Dadurch war aber das Grundgewicht mit zusammen 330 kg etwas dürftig dimensioniert. Zwar sinken die Platten im Seegrund ein und verankern sich so mit der Zeit besser, wie wir beim Heben feststellen durften. Doch darauf verlassen wollten wir uns natürlich nicht. Ergo haben wir mit ein paar Sack Beton noch mal 120kg zusätzliches Grundgewicht gegossen und den Bodengewichten hinzugefügt. Auch haben wir den Stoß mit den 4 Gehwegplatten um einen weiteren, angebohrten Tiefbordstein erweitert. Dies war übrigens auch mit etwas Schweiß verbunden, denn was sich an Land so leicht anhört (3 Muttern lösen, Stein mittig darauf platzieren und alles wieder verschrauben) ist bei absoluter Dunkelheit, null Sicht und mit dicken Handschuhen, frei schwebend tarriert schon eine andere Nummer. Insbesondere auch, da jede Mutter die aus der Hand fällt hoffnungslos im Morast verloren ist. Aber nach ca. 60 Minuten Grundzeit war auch dieser Stein fixiert.
Somit hatten wir nach Abschluss der Aktion ein gesamtes Grundgewicht von rund 500 kg.
Die alten, angebohrten Fässer liesen sich unter vollem Körpereinsatz (daran hängen und dann mit Wucht und Hartgummiflossen nach unten paddeln) gerade so drehen und damit entlüften. Bei gut 100l Auftrieb geht das nicht mehr.

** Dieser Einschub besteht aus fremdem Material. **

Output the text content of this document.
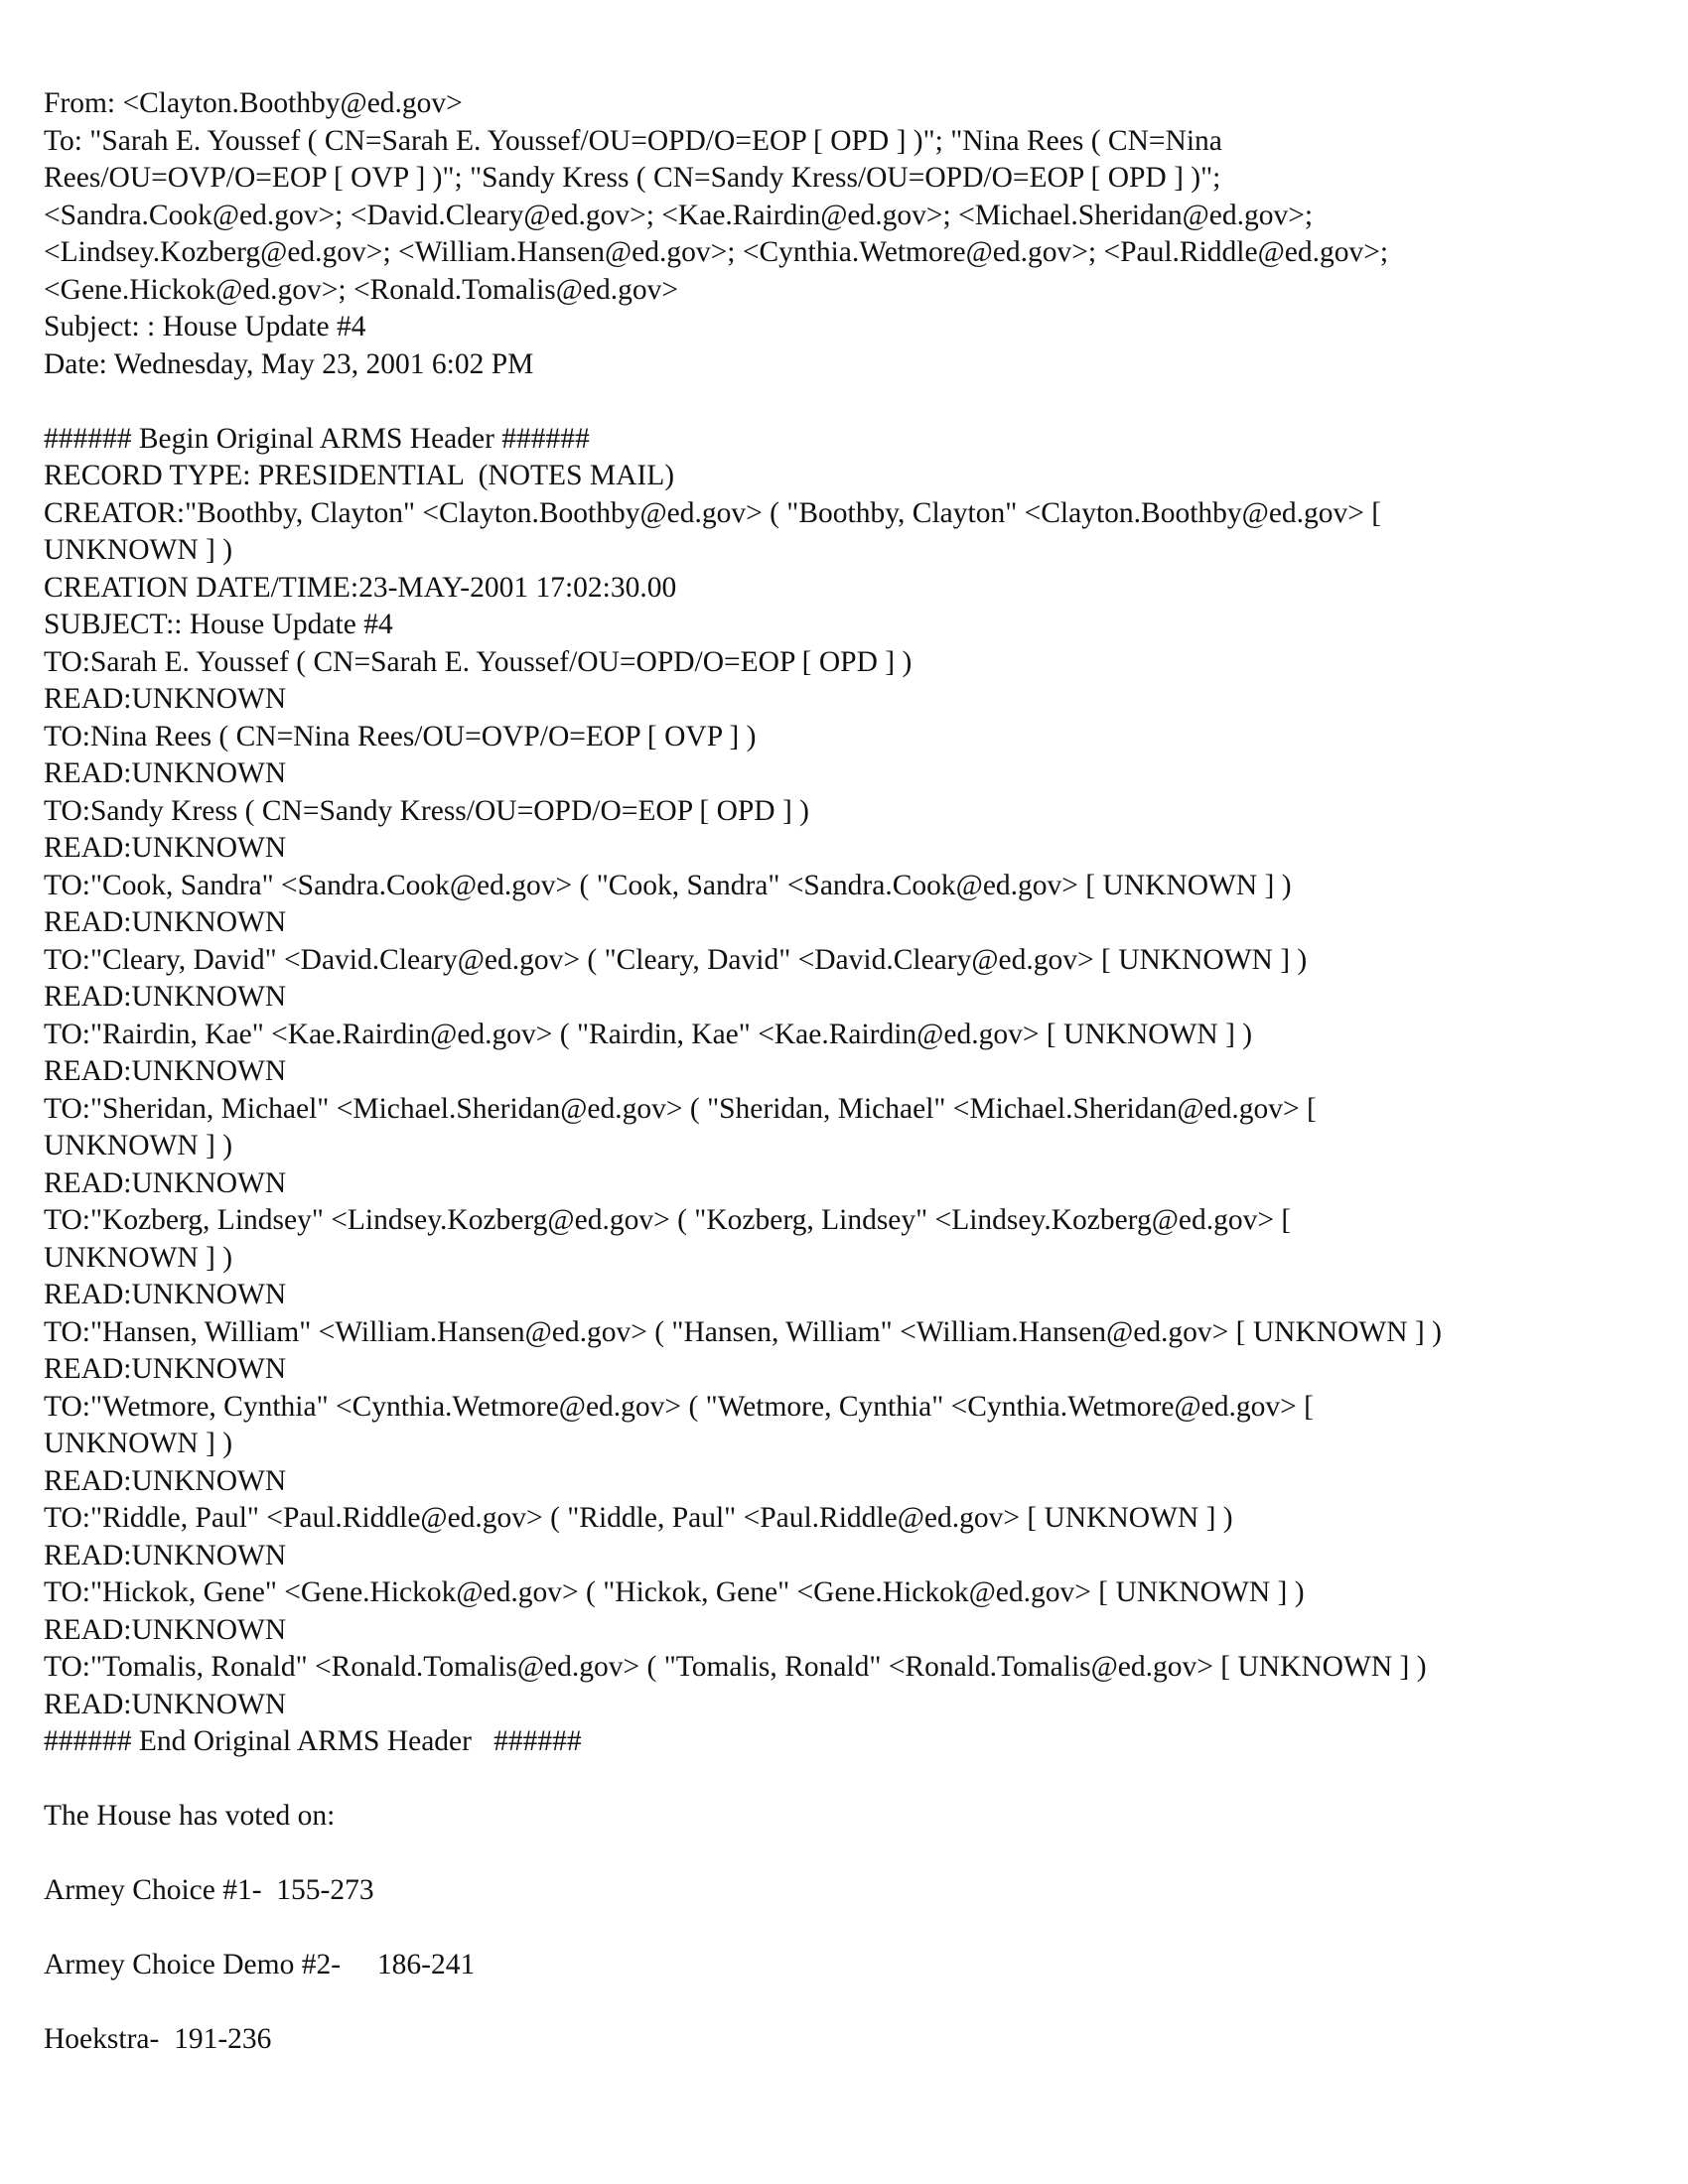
From: <Clayton.Boothby@ed.gov>
To: "Sarah E. Youssef ( CN=Sarah E. Youssef/OU=OPD/O=EOP [ OPD ] )"; "Nina Rees ( CN=Nina
Rees/OU=OVP/O=EOP [ OVP ] )"; "Sandy Kress ( CN=Sandy Kress/OU=OPD/O=EOP [ OPD ] )";
<Sandra.Cook@ed.gov>; <David.Cleary@ed.gov>; <Kae.Rairdin@ed.gov>; <Michael.Sheridan@ed.gov>;
<Lindsey.Kozberg@ed.gov>; <William.Hansen@ed.gov>; <Cynthia.Wetmore@ed.gov>; <Paul.Riddle@ed.gov>;
<Gene.Hickok@ed.gov>; <Ronald.Tomalis@ed.gov>
Subject: : House Update #4
Date: Wednesday, May 23, 2001 6:02 PM
###### Begin Original ARMS Header ######
RECORD TYPE: PRESIDENTIAL  (NOTES MAIL)
CREATOR:"Boothby, Clayton" <Clayton.Boothby@ed.gov> ( "Boothby, Clayton" <Clayton.Boothby@ed.gov> [
UNKNOWN ] )
CREATION DATE/TIME:23-MAY-2001 17:02:30.00
SUBJECT:: House Update #4
TO:Sarah E. Youssef ( CN=Sarah E. Youssef/OU=OPD/O=EOP [ OPD ] )
READ:UNKNOWN
TO:Nina Rees ( CN=Nina Rees/OU=OVP/O=EOP [ OVP ] )
READ:UNKNOWN
TO:Sandy Kress ( CN=Sandy Kress/OU=OPD/O=EOP [ OPD ] )
READ:UNKNOWN
TO:"Cook, Sandra" <Sandra.Cook@ed.gov> ( "Cook, Sandra" <Sandra.Cook@ed.gov> [ UNKNOWN ] )
READ:UNKNOWN
TO:"Cleary, David" <David.Cleary@ed.gov> ( "Cleary, David" <David.Cleary@ed.gov> [ UNKNOWN ] )
READ:UNKNOWN
TO:"Rairdin, Kae" <Kae.Rairdin@ed.gov> ( "Rairdin, Kae" <Kae.Rairdin@ed.gov> [ UNKNOWN ] )
READ:UNKNOWN
TO:"Sheridan, Michael" <Michael.Sheridan@ed.gov> ( "Sheridan, Michael" <Michael.Sheridan@ed.gov> [
UNKNOWN ] )
READ:UNKNOWN
TO:"Kozberg, Lindsey" <Lindsey.Kozberg@ed.gov> ( "Kozberg, Lindsey" <Lindsey.Kozberg@ed.gov> [
UNKNOWN ] )
READ:UNKNOWN
TO:"Hansen, William" <William.Hansen@ed.gov> ( "Hansen, William" <William.Hansen@ed.gov> [ UNKNOWN ] )
READ:UNKNOWN
TO:"Wetmore, Cynthia" <Cynthia.Wetmore@ed.gov> ( "Wetmore, Cynthia" <Cynthia.Wetmore@ed.gov> [
UNKNOWN ] )
READ:UNKNOWN
TO:"Riddle, Paul" <Paul.Riddle@ed.gov> ( "Riddle, Paul" <Paul.Riddle@ed.gov> [ UNKNOWN ] )
READ:UNKNOWN
TO:"Hickok, Gene" <Gene.Hickok@ed.gov> ( "Hickok, Gene" <Gene.Hickok@ed.gov> [ UNKNOWN ] )
READ:UNKNOWN
TO:"Tomalis, Ronald" <Ronald.Tomalis@ed.gov> ( "Tomalis, Ronald" <Ronald.Tomalis@ed.gov> [ UNKNOWN ] )
READ:UNKNOWN
###### End Original ARMS Header   ######
The House has voted on:
Armey Choice #1-  155-273
Armey Choice Demo #2-     186-241
Hoekstra-  191-236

Kurzerhand haben wir uns eine Entlüftungshilfe gebastelt: Ein U-förmiges Holzgestänge mit einem Stück Gartenschlauch daran fixiert. Will man das Fass nun entlüften muss man wie folgt vorgehen:
Das Gestänge in die Horizontale bringen, so dass beide Schlauchenden auf der gleichen Tiefe sind. Tief Luft holen, Regler ausspucken, in den Schlauch blasen bis kein Wasser mehr darin ist. Dann apnoe beide Schlauchenden zu halten und das tiefere Ende in das Fass einführen. Hat man es geschafft in den luftgefüllten Raum mit dem Schlauch vorzudringen, heißt es nur noch den eigenen Atemregler wieder zu finden und der Luft beim ausströmen aus der höher gelegenen Öffnung zuzuschauen. Wenn nichts ausströmt... wiederholen.
Auf diese Weise haben wir die Plattform nun zum finalen Tauchgang vorbereitet. Am letzten Wochenende haben wir die Plattform wieder an Ort und Stelle gebracht. Die Methode mit dem Ablassen der Plattform am Hebesack mittels Halbmastwurf hat einwandfrei funktioniert, so das wir die Plattform an allen vier Ecken mit den Grundgewichten verschrauben konnten.
In einem finalen Tauchgang wurden die verbleibenden Schäkel gesetzt und die Muttern alle noch mal kontrolliert. Außerdem wurde an jeder Ecke der Plattform noch mal ein Edelstahlseil als zusätzliche Sicherung angebracht. Beim finalen reinigen der Plattform dann ein Schreck: Plötzlich hebt sich eine Ecke der Plattform und treibt trotz verstärkter Grundgewichte einen Meter auf um sich dann wieder zu setzen. Als resultat haben wir uns dann in den letzten 10 Minuten entschieden, die neuen Fässer auch wieder mit einem Loch zu versehen. Diesmal allerdings im unteren 1/4 des Fasses, so dass ein versehentliches Aufsteigen künftig nicht mehr möglich ist.
Insgesamt haben wir in 8 Tauchgängen gut 17h unter Wasser mit der Reparatur der Plattform verbracht. Nun kann die Ausbildung auf der Plattform wieder beginnen!